超时解法1:过了32个测试用例
class Solution {
public:
int uniqueLetterString(string S)
{
int ans = S.length(), len = 2, begin = 0;
while (len<=S.length())
{
if (begin+len<=S.length())
{
ans += cnt(S, len, begin);
begin++;
}
else
{
len++;
begin = 0;
}
}
return ans;
}
int cnt(string s, int len,int begin)
{
int ans = 0;
map<char, int> count;
for (int i = begin; i <begin+len; i++)
{
if (count[s[i]] == 0)
{
ans++;
}
else if(count[s[i]]==1)
{
ans--;
}
count[s[i]]++;
}
return ans;
}
};
超时解法2:过了62个测试用例,卡在的最后一个了
两层for循环,第一层for遍历整个字符串,第二层以i为起点遍历整个字符串,直到所有的字母都出现过。

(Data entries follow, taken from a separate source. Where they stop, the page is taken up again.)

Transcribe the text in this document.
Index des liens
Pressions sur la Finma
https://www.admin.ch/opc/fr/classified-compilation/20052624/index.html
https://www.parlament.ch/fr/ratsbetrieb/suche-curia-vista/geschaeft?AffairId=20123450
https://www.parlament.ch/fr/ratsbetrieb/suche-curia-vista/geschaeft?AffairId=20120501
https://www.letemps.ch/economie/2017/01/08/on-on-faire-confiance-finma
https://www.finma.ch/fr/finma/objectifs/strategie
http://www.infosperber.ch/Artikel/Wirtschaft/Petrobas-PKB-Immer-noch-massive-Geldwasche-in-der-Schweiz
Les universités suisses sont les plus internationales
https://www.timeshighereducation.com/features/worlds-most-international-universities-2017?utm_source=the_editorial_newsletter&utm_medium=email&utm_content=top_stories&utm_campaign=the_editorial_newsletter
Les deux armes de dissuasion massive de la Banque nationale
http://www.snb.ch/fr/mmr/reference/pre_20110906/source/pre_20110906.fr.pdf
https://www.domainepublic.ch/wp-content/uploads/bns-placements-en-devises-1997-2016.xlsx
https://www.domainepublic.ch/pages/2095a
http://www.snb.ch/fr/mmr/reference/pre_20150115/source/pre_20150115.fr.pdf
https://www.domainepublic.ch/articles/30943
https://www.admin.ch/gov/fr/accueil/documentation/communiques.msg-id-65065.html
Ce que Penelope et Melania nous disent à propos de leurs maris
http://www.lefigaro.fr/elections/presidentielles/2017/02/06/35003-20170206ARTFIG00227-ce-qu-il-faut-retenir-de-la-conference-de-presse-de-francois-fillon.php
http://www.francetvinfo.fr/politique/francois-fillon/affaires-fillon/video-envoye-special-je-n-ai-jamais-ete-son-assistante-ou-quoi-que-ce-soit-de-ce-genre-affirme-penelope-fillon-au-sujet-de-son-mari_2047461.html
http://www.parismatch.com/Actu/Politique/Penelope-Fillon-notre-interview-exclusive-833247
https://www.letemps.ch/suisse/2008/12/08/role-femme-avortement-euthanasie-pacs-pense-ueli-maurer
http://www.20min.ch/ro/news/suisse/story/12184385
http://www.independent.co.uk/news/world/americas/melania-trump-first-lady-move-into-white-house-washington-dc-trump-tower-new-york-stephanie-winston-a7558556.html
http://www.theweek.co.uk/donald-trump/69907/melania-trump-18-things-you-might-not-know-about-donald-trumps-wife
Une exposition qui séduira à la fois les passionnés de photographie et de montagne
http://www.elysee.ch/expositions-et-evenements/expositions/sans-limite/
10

map容器只要新出现的字符,自动赋值为0,size增加1;
class Solution {
public:
int uniqueLetterString(string S)
{
// char buffer[_MAX_PATH];
// _getcwd(buffer, _MAX_PATH);
// string n = buffer;
// n += "\\2.1.txt";
// ofstream out;
// out.open(n, ios::app);
// if (!out)
// {
// return 0;
// }
int ans = 0, len = 0, begin = 0 ;
int s = pow(10, 9) + 7;
for (int i = 0; i < S.length(); i++)
{
map<char,int> te;
int num = 0;
int j = i;
for (j; j < S.length(); j++)
{
//cout << S.substr(i, j - i + 1) << endl;
if (te[S[j]] == 1)
len++;
if (len == 26)
{
break;
}
te[S[j]]++;
ans += te.size() - len;
}
len = 0;
//out << i << " " << ans << "\n";
//system("cls");
}
return ans;
}
};
网上解法:LeeCode 828. Unique Letter String
class Solution {
public:
int uniqueLetterString(string S) {
vector<int> pos[26];
for (int i = 0; i < 26; i++) {
pos[i].push_back(-1);//把边界加入,便于计算
pos[i].push_back(S.size());//把边界加入,便于计算
}
for (int i = 0; i < S.size(); i++) {
pos[S[i] - 'A'].push_back(i);
}
int ans = 0;
for (int i = 0; i < 26; i++) {
sort(pos[i].begin(), pos[i].end());
for (int j = 1; j < pos[i].size() - 1; j++) {
ans += (pos[i][j + 1] - pos[i][j]) * (pos[i][j] - pos[i][j - 1]);
}
}
return ans;
}
};